If all else fails, the ship will be driven by a backup diesel generator.
The trip should take 12 days, compared to about 60 for the first Mayflower.
IBM came aboard the project 18 months ago, to develop the artificial intelligence system that will guide the Mayflower.
“We have to make sure the boat knows how to deal with anything it might find,” said Andy Stanford-Clark, IBM’s chief technology officer for the UK and Ireland.
But how hard can it be to steer across thousands of miles of empty water? Very difficult indeed, Stanford-Clark said. The ship will have to change course and speed up or slow down to cope with changing weather, choppy water, or nearby ships. Because it will be connected to land only by a satellite radio with a slow data link, it can’t rely on a cloud-based data center for backup. This Mayflower must think for itself.

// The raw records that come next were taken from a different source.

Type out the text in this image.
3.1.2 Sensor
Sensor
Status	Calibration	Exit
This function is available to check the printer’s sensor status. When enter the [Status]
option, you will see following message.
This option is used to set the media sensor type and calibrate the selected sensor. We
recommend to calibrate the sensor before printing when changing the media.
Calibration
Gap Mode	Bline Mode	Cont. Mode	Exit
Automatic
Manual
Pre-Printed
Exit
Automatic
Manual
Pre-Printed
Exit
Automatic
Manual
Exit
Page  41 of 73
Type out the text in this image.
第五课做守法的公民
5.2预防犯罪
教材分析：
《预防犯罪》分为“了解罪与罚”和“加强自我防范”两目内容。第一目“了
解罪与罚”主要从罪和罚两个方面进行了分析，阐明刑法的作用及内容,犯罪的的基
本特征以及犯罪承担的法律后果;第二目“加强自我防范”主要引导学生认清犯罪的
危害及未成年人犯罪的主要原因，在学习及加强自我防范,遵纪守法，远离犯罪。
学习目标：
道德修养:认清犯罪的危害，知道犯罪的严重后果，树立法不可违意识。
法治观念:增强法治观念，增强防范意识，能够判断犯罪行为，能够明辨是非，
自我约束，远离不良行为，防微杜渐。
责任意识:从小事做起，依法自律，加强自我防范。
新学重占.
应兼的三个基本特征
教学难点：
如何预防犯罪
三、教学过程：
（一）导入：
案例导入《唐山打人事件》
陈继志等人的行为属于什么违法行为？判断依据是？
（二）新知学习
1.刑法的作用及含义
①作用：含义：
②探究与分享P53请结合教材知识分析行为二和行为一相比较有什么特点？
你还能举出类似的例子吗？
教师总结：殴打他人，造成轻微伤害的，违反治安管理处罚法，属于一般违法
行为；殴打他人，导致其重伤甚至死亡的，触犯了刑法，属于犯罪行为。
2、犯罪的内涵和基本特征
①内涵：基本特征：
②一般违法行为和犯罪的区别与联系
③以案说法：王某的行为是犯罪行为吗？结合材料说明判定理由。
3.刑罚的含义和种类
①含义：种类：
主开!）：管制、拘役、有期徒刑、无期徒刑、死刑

So IBM has been using data collected from boats sailing near Plymouth’s harbor to “train” the ship’s computers to recognize the true meaning of data collected by the Mayflower’s radars, cameras, and other sensors. But until the ship puts out to sea, it’s impossible to be sure they’ve prepared the computers for every possible threat. “What if it sees something it hasn’t seen before?” Stanford-Clark asked. “This is where the risk comes in.”
Advertisement
But of course that’s what makes it a science project.
“It’s still quite a challenge,” Stanford-Clark said, “or we’d be doing it already.”
But the Mayflower won’t just be cruising the Atlantic. It will be crammed with gear for experiments designed by scientists at the University of Plymouth. It will sample the water for microplastic waste generated by human activity, and measure acid levels in seawater, which tend to increase because along with high levels of carbon dioxide in the atmosphere.
In addition, the ship will use sonar to conduct a census of undersea life.
Kevin Jones, the university’s dean of science and engineering, said the electric boat will be so quiet that its gear will be able to detect the sounds made by fish and whales and accurately estimate their numbers.
Vast parts of the oceans remain largely unexplored, Jones said, because it’s too costly for people and ships to conduct long-term research in remote areas. But a fleet of seagoing robots like the Mayflower could monitor ocean conditions nearly anywhere, and nearly all the time.
After a decade or two, the sea might run out of secrets.